CHILDREN who spend less time in the womb (a full-term pregnancy lasts at least 37 weeks) have a slightly higher risk ‒ less than 1 percent higher ‒ of developing diabetes at some point in their life, according to a Swedish study published in Diabetes Care. The increased risk of diabetes applied not only to people who were born very prematurely, but also those born just a week or two early.
The researchers don’t have a good explanation yet for why early birth might be linked with later diabetes. It could be poor nutrition, either in the womb or right after birth that can trigger changes in the baby’s hormones or metabolism, leading to abnormal processing of blood sugar, which might increase the risk of diabetes later. However, the current study didn’t look at preemies’ nutritional status.
Though the study was done in Sweden, the findings could have a large public health impact elsewhere as well. In 2005, WHO estimated that 12.9 million births, or 9.6 per cent of all births worldwide, were preterm. Approximately 11 million (85 per cent) of these preterm births were concentrated in Africa and Asia, while about 0.5 million occurred in each of Europe and North America (excluding Mexico) and 0.9 million in Latin America and the Caribbean.

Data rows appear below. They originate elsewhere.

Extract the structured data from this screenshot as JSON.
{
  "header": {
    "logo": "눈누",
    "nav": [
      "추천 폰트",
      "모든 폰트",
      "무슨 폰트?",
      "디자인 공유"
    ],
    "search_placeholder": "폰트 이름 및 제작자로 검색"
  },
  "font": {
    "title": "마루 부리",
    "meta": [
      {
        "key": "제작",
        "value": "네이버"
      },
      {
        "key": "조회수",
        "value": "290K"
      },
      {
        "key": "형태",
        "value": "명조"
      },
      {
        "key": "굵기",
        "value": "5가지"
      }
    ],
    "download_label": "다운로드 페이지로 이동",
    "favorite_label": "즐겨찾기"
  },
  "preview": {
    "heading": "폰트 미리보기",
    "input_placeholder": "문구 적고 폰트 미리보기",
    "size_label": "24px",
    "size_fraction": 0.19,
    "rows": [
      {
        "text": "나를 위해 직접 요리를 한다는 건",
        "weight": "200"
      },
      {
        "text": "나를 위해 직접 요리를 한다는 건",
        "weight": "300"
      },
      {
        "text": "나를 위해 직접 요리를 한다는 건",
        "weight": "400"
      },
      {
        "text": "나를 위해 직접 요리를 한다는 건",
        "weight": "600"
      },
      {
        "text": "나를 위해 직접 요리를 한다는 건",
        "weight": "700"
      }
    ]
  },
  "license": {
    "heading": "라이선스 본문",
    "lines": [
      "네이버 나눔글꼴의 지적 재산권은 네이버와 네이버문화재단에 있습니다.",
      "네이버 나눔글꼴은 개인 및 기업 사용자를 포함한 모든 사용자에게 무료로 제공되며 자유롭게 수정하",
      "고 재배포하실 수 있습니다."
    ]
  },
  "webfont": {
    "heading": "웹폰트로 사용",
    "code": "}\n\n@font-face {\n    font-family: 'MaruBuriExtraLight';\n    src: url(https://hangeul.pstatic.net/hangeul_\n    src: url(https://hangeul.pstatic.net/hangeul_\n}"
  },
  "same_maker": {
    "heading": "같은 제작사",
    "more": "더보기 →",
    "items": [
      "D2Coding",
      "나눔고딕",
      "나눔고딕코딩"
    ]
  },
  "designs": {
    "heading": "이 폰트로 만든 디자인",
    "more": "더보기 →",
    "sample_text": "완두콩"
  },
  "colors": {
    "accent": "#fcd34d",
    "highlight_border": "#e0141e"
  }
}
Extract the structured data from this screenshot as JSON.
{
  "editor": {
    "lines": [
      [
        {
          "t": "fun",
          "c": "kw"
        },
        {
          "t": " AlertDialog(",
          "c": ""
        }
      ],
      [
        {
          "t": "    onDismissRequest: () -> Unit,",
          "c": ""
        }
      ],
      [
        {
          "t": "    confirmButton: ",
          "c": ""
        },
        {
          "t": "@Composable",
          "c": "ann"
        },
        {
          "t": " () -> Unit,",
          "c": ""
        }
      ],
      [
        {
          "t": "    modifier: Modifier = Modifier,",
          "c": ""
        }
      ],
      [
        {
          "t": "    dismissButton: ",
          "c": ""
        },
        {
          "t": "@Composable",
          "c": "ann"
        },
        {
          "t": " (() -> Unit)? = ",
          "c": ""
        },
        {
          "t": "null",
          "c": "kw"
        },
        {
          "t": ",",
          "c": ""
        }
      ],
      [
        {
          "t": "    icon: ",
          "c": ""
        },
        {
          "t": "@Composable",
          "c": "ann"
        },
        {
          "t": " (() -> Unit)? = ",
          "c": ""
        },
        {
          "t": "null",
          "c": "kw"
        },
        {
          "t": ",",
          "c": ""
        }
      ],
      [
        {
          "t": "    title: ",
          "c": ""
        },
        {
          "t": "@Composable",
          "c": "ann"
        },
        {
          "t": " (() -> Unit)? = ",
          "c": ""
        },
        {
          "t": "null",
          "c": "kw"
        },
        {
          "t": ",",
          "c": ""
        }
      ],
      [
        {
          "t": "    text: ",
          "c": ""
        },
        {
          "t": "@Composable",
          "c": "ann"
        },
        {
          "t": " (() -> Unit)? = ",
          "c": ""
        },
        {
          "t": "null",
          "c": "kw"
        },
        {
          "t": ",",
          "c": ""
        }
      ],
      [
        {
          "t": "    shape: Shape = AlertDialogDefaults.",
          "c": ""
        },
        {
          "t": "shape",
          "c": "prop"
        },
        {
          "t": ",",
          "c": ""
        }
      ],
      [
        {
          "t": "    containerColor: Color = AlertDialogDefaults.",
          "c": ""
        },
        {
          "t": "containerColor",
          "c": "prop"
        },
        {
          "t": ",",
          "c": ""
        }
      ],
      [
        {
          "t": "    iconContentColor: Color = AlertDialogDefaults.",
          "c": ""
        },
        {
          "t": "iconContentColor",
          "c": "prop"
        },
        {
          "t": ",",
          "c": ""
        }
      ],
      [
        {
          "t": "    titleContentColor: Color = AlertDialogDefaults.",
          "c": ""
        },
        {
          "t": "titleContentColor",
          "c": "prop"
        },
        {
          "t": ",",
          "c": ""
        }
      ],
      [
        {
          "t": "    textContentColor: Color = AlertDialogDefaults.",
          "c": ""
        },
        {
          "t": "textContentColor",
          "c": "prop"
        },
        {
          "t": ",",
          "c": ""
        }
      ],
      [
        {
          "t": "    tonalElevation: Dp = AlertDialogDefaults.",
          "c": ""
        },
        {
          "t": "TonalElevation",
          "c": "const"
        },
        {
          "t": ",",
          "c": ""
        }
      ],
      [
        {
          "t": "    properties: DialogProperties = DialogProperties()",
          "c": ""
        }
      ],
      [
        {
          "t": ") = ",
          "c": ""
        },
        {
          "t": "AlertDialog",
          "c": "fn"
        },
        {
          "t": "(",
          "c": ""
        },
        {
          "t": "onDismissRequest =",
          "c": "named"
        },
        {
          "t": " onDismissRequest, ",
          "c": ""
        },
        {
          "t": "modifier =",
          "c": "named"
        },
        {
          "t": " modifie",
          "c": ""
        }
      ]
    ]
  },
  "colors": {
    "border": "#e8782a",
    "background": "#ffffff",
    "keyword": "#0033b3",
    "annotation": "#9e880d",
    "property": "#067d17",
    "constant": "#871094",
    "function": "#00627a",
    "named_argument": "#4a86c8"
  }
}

WHO calculated that an average of 10 per cent of births worldwide occur before 37 weeks gestation, although this rate ranges between 3.8 per cent for countries in central Asia and 17.5 per cent in southern Africa. In the U.S., the Centers for Disease Control and Prevention (CDC) in Atlanta estimates that 3 of every 25 babies are delivered prematurely.
In the current study, researchers used a national prescription database to track the use of diabetes medications by roughly 630,000 people born in Sweden between 1973 and 1979. Roughly 28,000 of those were born prematurely.
The researchers found that about 15 out of 1000 preemies had diabetes by the time they were in their twenties and thirties, compared to about 12 of 1000 full-term babies. Most of the prescriptions were for insulin without oral medications, which indicates that the majority of cases were type 1 diabetes.
In general, diabetes is less common in Sweden than in the U.S., where it affects about 17 out of every 1000 people in the 25 to 35 age group. Also, the rate of premature births in Sweden is about a third of the rate in the U.S.
(A recent study by Auckland University, too, has reported finding that very premature births may result in the individual facing a greater risk of type 2 diabetes in adulthood. It was found that insulin sensitivity was reduced by 40% in premature babies. Over 600 very premature births occur annually in New Zealand. Researchers believe that the low protein, high fat diet that premature babies are initially given may be behind the insulin resistance but research needs to be done to confirm this.)
Nonetheless, the researchers point out that premature birth is not as important a risk factor for diabetes as obesity and family history. About two thirds of Americans are overweight, according to the CDC.
In the U.S., prematurity is more of a problem in more deprived communities, and that is also the population in which more obesity is observed. So people who were premature need to pay a little more attention than people who were not to take steps to prevent diabetes.
(A similar case can possibly be made out for preterm babies born to malnourished mothers in Asia and Africa. This may possibly explain the explosion of diabetes in countries like India where the disease has reached epidemic proportions.)
However, the researchers point out, most (diabetes) risk factors are modifiable by exercising, eating a healthy diet, and quitting smoking. But they still recommend that doctors need to recognize that preterm birth is a risk factor for diabetes in later life.
For people born early, it’s even more critical to avoid other risk factors for diabetes. Such risk factors include being overweight, not getting enough exercise, and having high blood pressure.